I began to panic. “It’s unethical. I could lose my job. It’s, it’s—”

“Fuck ethics, Kelly. Don’t be so fucking straight laced all the time. Live a little.”

I pushed on his chest and this time he moved back. I straightened my clothes and glanced down to find a damp patch on the silk over my left breast. Oh shitty shit. I was grateful that I’d brought a jacket to work with me.

Amusement came over me at my train of thought. I’d just had a sexual encounter with a bloody patient in my office and here I was worrying about how I looked? Crazy. Definitely crazy. There was no other logical explanation. I’d obviously been studying and working in my field for so long that the lines were becoming blurred.

I realised that Cameron was still standing before me with an expectant expression on his face. I smoothed my hair before I told him, “This… this can’t happen again, Cameron. And it won’t. It was wrong. I could get fired. It was stupid of me. We… I overstepped the mark here. It’s entirely my fault. You’re my patient and I’ve acted like some… some tart. I’ve abused my position of trust. That’s just not me. It’s not who I am or how I behave. I… I apologise.” My words came out in panicked rush and my eyes began to sting as the weight of what I’d done really weighed heavy.

He stepped toward me and reached out to touch my cheek. His brow furrowed. “Excuse me for pointing out the obvious here but you don’t hear me complaining do you? And believe me when I tell you I don’t feel abused. Not in the slightest. And you are in no way a… a what did you call yourself? A tart?”

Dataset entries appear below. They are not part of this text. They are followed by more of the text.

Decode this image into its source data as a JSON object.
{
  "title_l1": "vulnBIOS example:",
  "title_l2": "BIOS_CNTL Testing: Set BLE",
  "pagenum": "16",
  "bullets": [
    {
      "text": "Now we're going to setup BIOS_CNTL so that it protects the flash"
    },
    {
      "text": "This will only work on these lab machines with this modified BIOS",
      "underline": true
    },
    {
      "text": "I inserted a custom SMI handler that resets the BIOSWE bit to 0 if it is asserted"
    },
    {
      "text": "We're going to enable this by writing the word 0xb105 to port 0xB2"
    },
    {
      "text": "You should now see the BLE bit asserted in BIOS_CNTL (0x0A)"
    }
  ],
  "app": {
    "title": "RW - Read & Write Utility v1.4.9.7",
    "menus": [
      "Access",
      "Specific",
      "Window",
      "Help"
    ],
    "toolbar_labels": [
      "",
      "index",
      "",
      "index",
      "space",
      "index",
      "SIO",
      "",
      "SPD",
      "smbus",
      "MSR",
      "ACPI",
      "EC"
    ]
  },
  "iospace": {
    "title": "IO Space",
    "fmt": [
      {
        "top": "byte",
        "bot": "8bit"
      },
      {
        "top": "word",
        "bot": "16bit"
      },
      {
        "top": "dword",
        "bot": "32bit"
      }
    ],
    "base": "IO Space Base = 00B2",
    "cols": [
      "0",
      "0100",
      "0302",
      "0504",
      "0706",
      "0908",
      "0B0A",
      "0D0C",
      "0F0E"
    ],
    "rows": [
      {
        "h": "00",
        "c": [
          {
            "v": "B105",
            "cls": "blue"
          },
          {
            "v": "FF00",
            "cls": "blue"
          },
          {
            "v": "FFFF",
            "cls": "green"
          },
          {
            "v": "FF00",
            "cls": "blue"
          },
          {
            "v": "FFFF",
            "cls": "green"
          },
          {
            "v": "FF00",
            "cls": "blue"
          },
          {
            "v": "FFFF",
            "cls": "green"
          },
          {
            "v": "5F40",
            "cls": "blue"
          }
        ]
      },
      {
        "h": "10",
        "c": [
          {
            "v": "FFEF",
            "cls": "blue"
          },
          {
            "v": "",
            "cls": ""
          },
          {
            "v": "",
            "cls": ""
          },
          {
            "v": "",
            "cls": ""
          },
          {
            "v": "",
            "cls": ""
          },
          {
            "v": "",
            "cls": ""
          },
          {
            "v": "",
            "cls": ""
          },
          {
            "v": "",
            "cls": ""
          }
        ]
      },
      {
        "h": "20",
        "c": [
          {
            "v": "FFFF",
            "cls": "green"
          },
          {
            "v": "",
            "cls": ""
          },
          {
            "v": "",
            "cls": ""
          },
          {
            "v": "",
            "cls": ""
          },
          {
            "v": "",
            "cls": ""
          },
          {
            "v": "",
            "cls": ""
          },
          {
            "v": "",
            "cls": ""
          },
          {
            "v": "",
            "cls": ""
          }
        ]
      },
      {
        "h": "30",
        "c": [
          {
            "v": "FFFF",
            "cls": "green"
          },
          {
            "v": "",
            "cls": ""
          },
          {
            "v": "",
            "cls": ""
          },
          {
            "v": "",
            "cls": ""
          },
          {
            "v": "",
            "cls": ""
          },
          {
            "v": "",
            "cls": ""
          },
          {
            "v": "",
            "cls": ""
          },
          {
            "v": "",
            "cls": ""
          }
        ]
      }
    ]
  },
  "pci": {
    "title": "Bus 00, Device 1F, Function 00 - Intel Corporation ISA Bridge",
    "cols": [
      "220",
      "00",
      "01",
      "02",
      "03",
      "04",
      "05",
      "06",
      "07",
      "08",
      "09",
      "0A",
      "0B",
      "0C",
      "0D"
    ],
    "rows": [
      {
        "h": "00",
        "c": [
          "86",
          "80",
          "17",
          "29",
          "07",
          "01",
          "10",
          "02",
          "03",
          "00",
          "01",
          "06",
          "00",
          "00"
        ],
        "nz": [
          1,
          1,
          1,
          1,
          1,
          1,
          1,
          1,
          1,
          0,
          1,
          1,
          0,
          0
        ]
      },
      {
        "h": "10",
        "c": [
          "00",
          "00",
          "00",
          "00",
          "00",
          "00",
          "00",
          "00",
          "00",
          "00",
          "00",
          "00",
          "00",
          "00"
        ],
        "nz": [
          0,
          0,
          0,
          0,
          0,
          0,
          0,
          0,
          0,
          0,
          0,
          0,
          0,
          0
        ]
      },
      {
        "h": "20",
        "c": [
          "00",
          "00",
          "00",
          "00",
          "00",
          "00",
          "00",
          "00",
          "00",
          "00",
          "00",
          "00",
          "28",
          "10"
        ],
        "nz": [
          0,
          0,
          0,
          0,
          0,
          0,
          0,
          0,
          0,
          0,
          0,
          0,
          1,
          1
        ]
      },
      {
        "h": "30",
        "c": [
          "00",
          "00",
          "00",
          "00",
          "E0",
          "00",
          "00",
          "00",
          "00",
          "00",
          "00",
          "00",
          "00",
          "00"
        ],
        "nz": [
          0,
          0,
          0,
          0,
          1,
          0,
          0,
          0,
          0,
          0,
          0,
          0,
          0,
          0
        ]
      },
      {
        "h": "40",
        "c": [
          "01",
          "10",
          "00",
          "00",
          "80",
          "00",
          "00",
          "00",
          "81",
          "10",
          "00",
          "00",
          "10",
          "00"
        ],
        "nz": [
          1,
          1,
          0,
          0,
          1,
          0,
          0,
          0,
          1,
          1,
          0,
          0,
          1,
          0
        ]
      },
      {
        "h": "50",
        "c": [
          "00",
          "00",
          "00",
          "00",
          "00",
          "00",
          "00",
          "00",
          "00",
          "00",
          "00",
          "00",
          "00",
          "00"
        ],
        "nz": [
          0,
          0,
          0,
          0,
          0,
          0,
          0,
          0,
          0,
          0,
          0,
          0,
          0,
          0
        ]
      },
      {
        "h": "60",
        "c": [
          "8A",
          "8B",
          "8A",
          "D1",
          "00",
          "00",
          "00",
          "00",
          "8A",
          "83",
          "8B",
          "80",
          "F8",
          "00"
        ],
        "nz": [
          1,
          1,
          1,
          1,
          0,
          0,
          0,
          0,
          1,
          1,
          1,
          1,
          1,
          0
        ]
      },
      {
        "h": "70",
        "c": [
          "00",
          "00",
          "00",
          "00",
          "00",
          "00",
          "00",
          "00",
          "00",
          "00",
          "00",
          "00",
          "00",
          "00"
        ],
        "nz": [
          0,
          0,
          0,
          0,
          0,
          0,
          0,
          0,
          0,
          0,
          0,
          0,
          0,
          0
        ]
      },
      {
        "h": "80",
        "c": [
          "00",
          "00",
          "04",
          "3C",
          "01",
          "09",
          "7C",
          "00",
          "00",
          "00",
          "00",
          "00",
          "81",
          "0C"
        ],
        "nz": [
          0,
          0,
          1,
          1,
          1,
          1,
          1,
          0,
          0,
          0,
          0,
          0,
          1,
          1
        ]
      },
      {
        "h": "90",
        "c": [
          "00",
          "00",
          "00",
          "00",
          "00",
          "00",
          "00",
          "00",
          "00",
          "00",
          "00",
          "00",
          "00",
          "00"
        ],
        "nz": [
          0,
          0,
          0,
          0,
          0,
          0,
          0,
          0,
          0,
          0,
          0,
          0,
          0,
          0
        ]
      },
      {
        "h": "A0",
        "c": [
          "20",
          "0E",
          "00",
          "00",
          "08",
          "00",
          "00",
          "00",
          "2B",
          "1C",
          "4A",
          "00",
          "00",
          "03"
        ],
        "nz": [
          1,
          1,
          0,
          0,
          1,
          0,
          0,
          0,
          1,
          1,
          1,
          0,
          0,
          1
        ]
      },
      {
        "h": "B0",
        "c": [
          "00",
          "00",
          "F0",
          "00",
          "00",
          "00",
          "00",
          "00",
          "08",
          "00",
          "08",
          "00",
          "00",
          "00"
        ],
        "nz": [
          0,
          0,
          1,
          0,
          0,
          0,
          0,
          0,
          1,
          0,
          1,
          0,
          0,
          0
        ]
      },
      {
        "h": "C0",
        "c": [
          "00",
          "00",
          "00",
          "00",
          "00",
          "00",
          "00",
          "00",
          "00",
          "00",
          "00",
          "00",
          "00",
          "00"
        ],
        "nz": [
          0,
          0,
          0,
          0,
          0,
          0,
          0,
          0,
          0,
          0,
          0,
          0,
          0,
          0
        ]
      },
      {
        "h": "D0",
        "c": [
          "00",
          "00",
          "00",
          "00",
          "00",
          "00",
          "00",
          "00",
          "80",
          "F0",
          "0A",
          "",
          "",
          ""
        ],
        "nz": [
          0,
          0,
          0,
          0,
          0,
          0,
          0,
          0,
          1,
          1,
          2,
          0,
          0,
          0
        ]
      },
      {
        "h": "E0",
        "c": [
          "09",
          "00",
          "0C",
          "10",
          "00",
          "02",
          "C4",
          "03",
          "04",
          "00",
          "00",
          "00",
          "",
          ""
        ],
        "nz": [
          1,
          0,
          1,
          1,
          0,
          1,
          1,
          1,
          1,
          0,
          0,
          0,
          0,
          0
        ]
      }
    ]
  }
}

His warm smile did nothing to reassure me. What had I been thinking? I shook my head. “That’s not the point Cameron. I—”

He reached up and tucked a stray strand of hair behind my ear, suddenly tender again. I was getting whiplash from his changing mood. “Then what is the point? You can’t tell me that you haven’t felt the sexual tension between us. We just acted on how we felt.”

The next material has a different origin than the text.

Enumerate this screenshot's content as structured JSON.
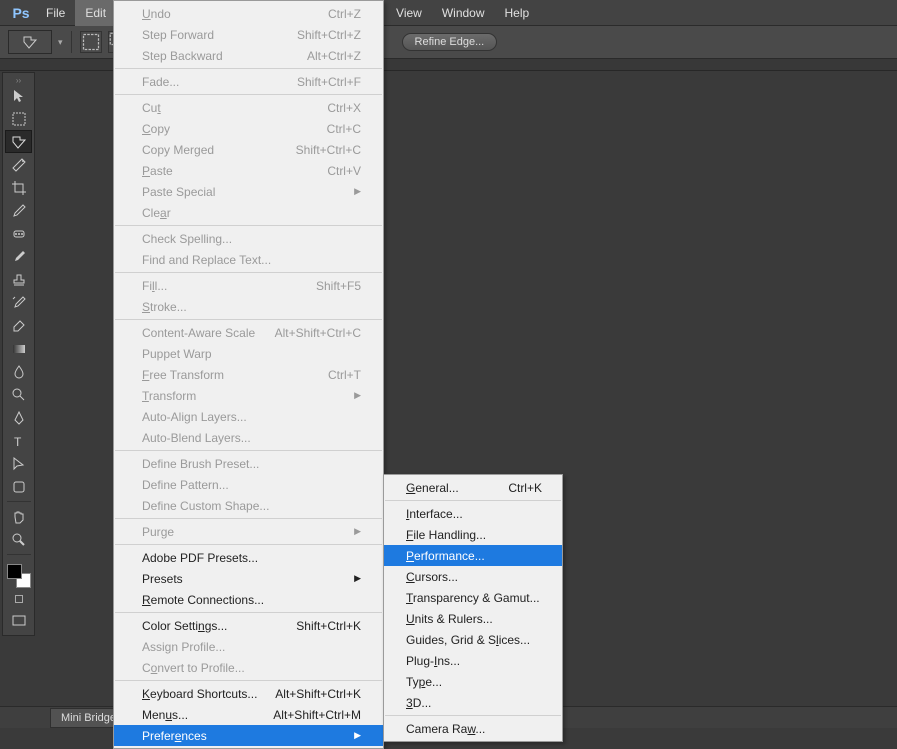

He was right, of course, but I couldn’t admit to it. I wouldn’t admit to it and it didn’t change the fact that it was wrong. So wrong. “You’re quite an intimidating man. And whilst I do find you attractive it is my job to help you figure out who you are and why you’re here. It’s not my job to use you for sexual gratification.”

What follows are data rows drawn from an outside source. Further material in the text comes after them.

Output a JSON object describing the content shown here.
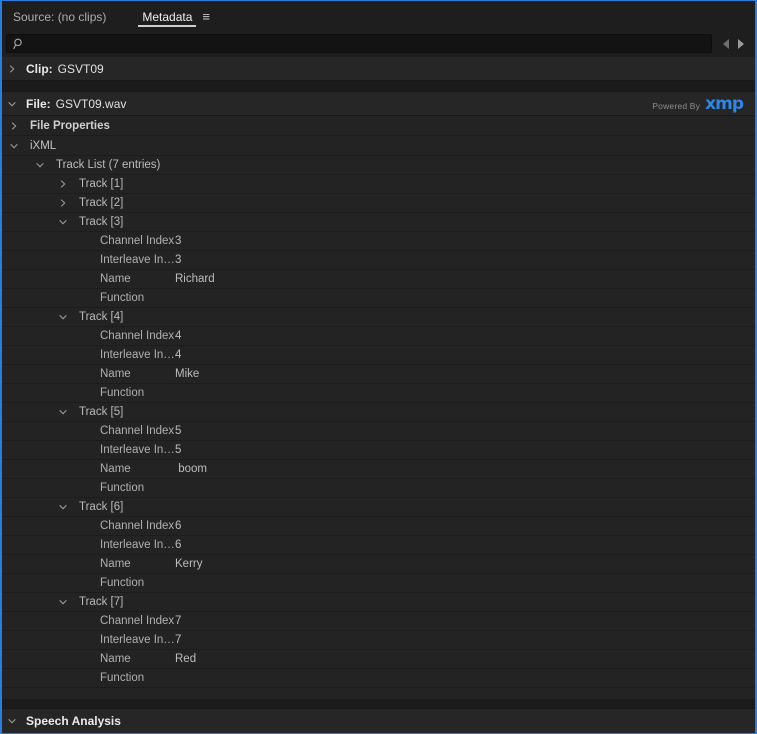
{
  "panel": {
    "accent_color": "#2a7de1",
    "background_color": "#232323"
  },
  "tabs": [
    {
      "label": "Source: (no clips)",
      "active": false,
      "name": "tab-source"
    },
    {
      "label": "Metadata",
      "active": true,
      "name": "tab-metadata"
    }
  ],
  "tab_menu_icon": "≡",
  "search": {
    "value": "",
    "placeholder": "",
    "icon": "search-icon"
  },
  "nav": {
    "prev_icon": "triangle-left-icon",
    "next_icon": "triangle-right-icon"
  },
  "branding": {
    "powered_by": "Powered By",
    "wordmark": "xmp",
    "color": "#2f86e8"
  },
  "sections": {
    "clip": {
      "title_key": "Clip:",
      "title_value": "GSVT09",
      "expanded": false
    },
    "file": {
      "title_key": "File:",
      "title_value": "GSVT09.wav",
      "expanded": true
    },
    "file_properties": {
      "label": "File Properties",
      "expanded": false
    },
    "ixml": {
      "label": "iXML",
      "expanded": true
    },
    "track_list": {
      "label": "Track List (7 entries)",
      "expanded": true
    },
    "speech_analysis": {
      "label": "Speech Analysis",
      "expanded": true
    }
  },
  "property_labels": {
    "channel_index": "Channel Index",
    "interleave_index": "Interleave In…",
    "name": "Name",
    "function": "Function"
  },
  "tracks": [
    {
      "label": "Track [1]",
      "expanded": false,
      "channel_index": "",
      "interleave_index": "",
      "name": "",
      "function": ""
    },
    {
      "label": "Track [2]",
      "expanded": false,
      "channel_index": "",
      "interleave_index": "",
      "name": "",
      "function": ""
    },
    {
      "label": "Track [3]",
      "expanded": true,
      "channel_index": "3",
      "interleave_index": "3",
      "name": "Richard",
      "function": ""
    },
    {
      "label": "Track [4]",
      "expanded": true,
      "channel_index": "4",
      "interleave_index": "4",
      "name": "Mike",
      "function": ""
    },
    {
      "label": "Track [5]",
      "expanded": true,
      "channel_index": "5",
      "interleave_index": "5",
      "name": " boom",
      "function": ""
    },
    {
      "label": "Track [6]",
      "expanded": true,
      "channel_index": "6",
      "interleave_index": "6",
      "name": "Kerry",
      "function": ""
    },
    {
      "label": "Track [7]",
      "expanded": true,
      "channel_index": "7",
      "interleave_index": "7",
      "name": "Red",
      "function": ""
    }
  ]
}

His mouth turned up at one side. “Says the woman with the damp panties and the just pleasured glow. Look… you don’t need to worry. I’ve decided I’m not a guy who kisses and tells. That’s the beauty of amnesia I guess. You get to rebuild yourself into the kind of person you wish you were. No one will find anything out from me. I’m just a little sad that we won’t get to do this again. Watching you fall apart for me was… beautiful. Just so you know.” He adjusted himself in his jeans, stepped away from me and pressed on the door handle pulling it open a little. I was still leaning on the wall for support as my legs had turned to jelly. I turned my head toward him and he smiled. “Relax, Kelly. Please?” His voice was soft and I was thankful for the wall at my back.

When he had gone I slid down until my bottom hit the floor. I rested my head in my hands and began to sob. What the hell was I playing at? What the hell was I doing? Those two questions were being screamed at me by my subconscious over and over.

But I couldn’t answer them.

I had nothing except tears of self-loathing.